It’s only very recently that I’ve started giving up on books before the end. In the past, no matter how much trouble I was having or how bored I was, I’d still try to plow through. It’s still tough for me to abandon hope, but it’s a strangely liberating feeling to give myself permission to not finish something. And now, thanks to the wonders of the DVD player, I can do that with movies, too.
I’m less likely to stop watching a movie, though, both because I have a different set of standards–I’ll watch just about anything–and because something about the more passive nature of sitting and watching a movie makes me somehow less bothered to be watching a sub-par one. I also multitask when I’m watching things on a screen, so sometimes the screen action is really just background noise.
I’ve discovered that the two things most likely to make me stop watching a movie are domestic abuse and rape. [Spoilers after the jump.]
My most recent partially unwatched movie: Blindness. (I say partially because my impulse was just to turn it off completely during the group rape scene, but Sig Fig wanted to see how things ended, so we compromised and just skipped to the next scene.) I just didn’t think the rape furthered the plot or had any artistic merit or anything else that sometimes makes me feel able to watch graphic violence or other disturbing content. (The movie, which looked so intriguing to me in previews, turned out to be pretty horrible. “When bad things happen, people do bad things” is a pretty good summary.)

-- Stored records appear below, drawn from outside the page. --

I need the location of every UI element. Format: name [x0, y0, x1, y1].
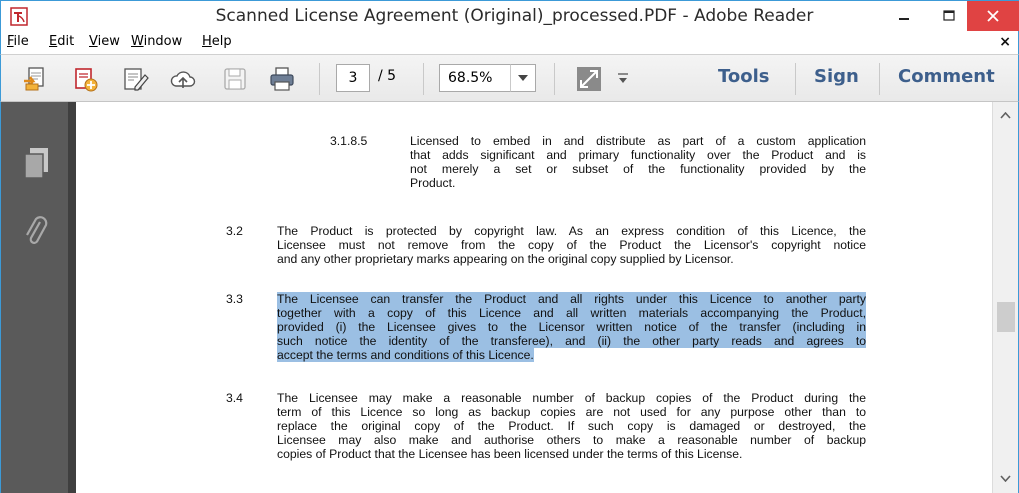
highlighted-text-line[interactable]: provided (i) the Licensee gives to the L…: [277, 320, 866, 334]
menu-edit[interactable]: Edit: [49, 34, 74, 49]
zoom-input[interactable]: 68.5%: [439, 64, 511, 92]
title-bar: Scanned License Agreement (Original)_pro…: [0, 0, 1019, 31]
paragraph-3-1-8-5: Licensed to embed in and distribute as p…: [410, 134, 866, 190]
section-number: 3.1.8.5: [330, 134, 368, 148]
pane-divider[interactable]: [68, 102, 76, 493]
highlighted-text-line[interactable]: The Licensee can transfer the Product an…: [277, 292, 866, 306]
document-page: 3.1.8.5 Licensed to embed in and distrib…: [76, 102, 992, 493]
menu-window-accel: W: [131, 34, 144, 49]
vertical-scrollbar[interactable]: [992, 102, 1019, 493]
zoom-dropdown-button[interactable]: [510, 64, 536, 92]
menu-help-accel: H: [202, 34, 212, 49]
text-line: The Product is protected by copyright la…: [277, 224, 866, 238]
pages-panel-icon[interactable]: [22, 146, 50, 182]
section-number: 3.2: [226, 224, 243, 238]
toolbar-separator: [319, 63, 320, 95]
full-screen-icon[interactable]: [576, 66, 602, 92]
toolbar-separator: [879, 63, 880, 95]
open-icon[interactable]: [21, 65, 49, 93]
navigation-pane: [0, 102, 68, 493]
text-line: replace the original copy of the Product…: [277, 419, 866, 433]
comment-button[interactable]: Comment: [898, 66, 995, 87]
create-pdf-icon[interactable]: [71, 65, 99, 93]
paragraph-3-2: The Product is protected by copyright la…: [277, 224, 866, 266]
menu-window-label: indow: [143, 34, 183, 49]
text-line: Licensed to embed in and distribute as p…: [410, 134, 866, 148]
paragraph-3-3-highlighted[interactable]: The Licensee can transfer the Product an…: [277, 292, 866, 362]
section-number: 3.3: [226, 292, 243, 306]
save-icon[interactable]: [221, 65, 249, 93]
chevron-down-icon: [518, 75, 528, 81]
page-number-input[interactable]: 3: [336, 64, 370, 92]
text-line: term of this Licence so long as backup c…: [277, 405, 866, 419]
minimize-icon: [899, 18, 909, 20]
text-line: Licensee may also make and authorise oth…: [277, 433, 866, 447]
scrollbar-thumb[interactable]: [997, 302, 1015, 332]
tools-button[interactable]: Tools: [718, 66, 770, 87]
menu-window[interactable]: Window: [131, 34, 182, 49]
toolbar-separator: [554, 63, 555, 95]
window-title: Scanned License Agreement (Original)_pro…: [215, 6, 814, 26]
menu-view-label: iew: [97, 34, 120, 49]
close-icon: [987, 10, 999, 22]
text-line: and any other proprietary marks appearin…: [277, 252, 734, 266]
section-number: 3.4: [226, 391, 243, 405]
paragraph-3-4: The Licensee may make a reasonable numbe…: [277, 391, 866, 461]
upload-cloud-icon[interactable]: [169, 65, 197, 93]
menu-view[interactable]: View: [89, 34, 120, 49]
close-button[interactable]: [967, 1, 1019, 31]
menu-file-label: ile: [13, 34, 29, 49]
toolbar-separator: [423, 63, 424, 95]
menu-bar: File Edit View Window Help ×: [0, 31, 1019, 54]
menu-view-accel: V: [89, 34, 98, 49]
attachments-paperclip-icon[interactable]: [22, 214, 50, 250]
highlighted-text-line[interactable]: such notice the identity of the transfer…: [277, 334, 866, 348]
toolbar: 3 / 5 68.5% Tools Sign Comment: [0, 54, 1019, 102]
text-line: not merely a set or subset of the functi…: [410, 162, 866, 176]
scroll-down-arrow-icon[interactable]: [1000, 475, 1011, 482]
minimize-button[interactable]: [881, 1, 927, 31]
document-close-button[interactable]: ×: [999, 34, 1011, 50]
maximize-button[interactable]: [926, 1, 972, 31]
scroll-up-arrow-icon[interactable]: [1000, 112, 1011, 119]
highlighted-text-line[interactable]: accept the terms and conditions of this …: [277, 348, 534, 362]
text-line: Product.: [410, 176, 456, 190]
text-line: Licensee must not remove from the copy o…: [277, 238, 866, 252]
maximize-icon: [943, 10, 955, 21]
print-icon[interactable]: [268, 65, 296, 93]
menu-edit-accel: E: [49, 34, 58, 49]
text-line: The Licensee may make a reasonable numbe…: [277, 391, 866, 405]
highlighted-text-line[interactable]: together with a copy of this Licence and…: [277, 306, 866, 320]
text-line: that adds significant and primary functi…: [410, 148, 866, 162]
toolbar-overflow-icon[interactable]: [617, 73, 629, 85]
menu-file[interactable]: File: [7, 34, 29, 49]
menu-help-label: elp: [211, 34, 232, 49]
text-line: copies of Product that the Licensee has …: [277, 447, 743, 461]
menu-help[interactable]: Help: [202, 34, 232, 49]
edit-sign-icon[interactable]: [121, 65, 149, 93]
toolbar-separator: [795, 63, 796, 95]
menu-edit-label: dit: [57, 34, 75, 49]
sign-button[interactable]: Sign: [814, 66, 859, 87]
page-total: / 5: [378, 68, 397, 84]
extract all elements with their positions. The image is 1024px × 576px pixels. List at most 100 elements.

This has really gotten me thinking. I’m guessing for any of us out there with triggers, we avoid watching or reading about depictions of things that will trigger us. But even if you’re not triggered by rape scenes, what’s the value in watching them? Should we subject ourselves to them? I particularly wonder about the merits in a Hollywood movie (as opposed to a documentary), where the inclusion of a rape scene probably wasn’t a choice designed to make the audience more aware, but rather an effort to fascinate (or, disgustingly, titillate).
What do we stand to gain from graphic depictions of rape in film? What do we stand to lose?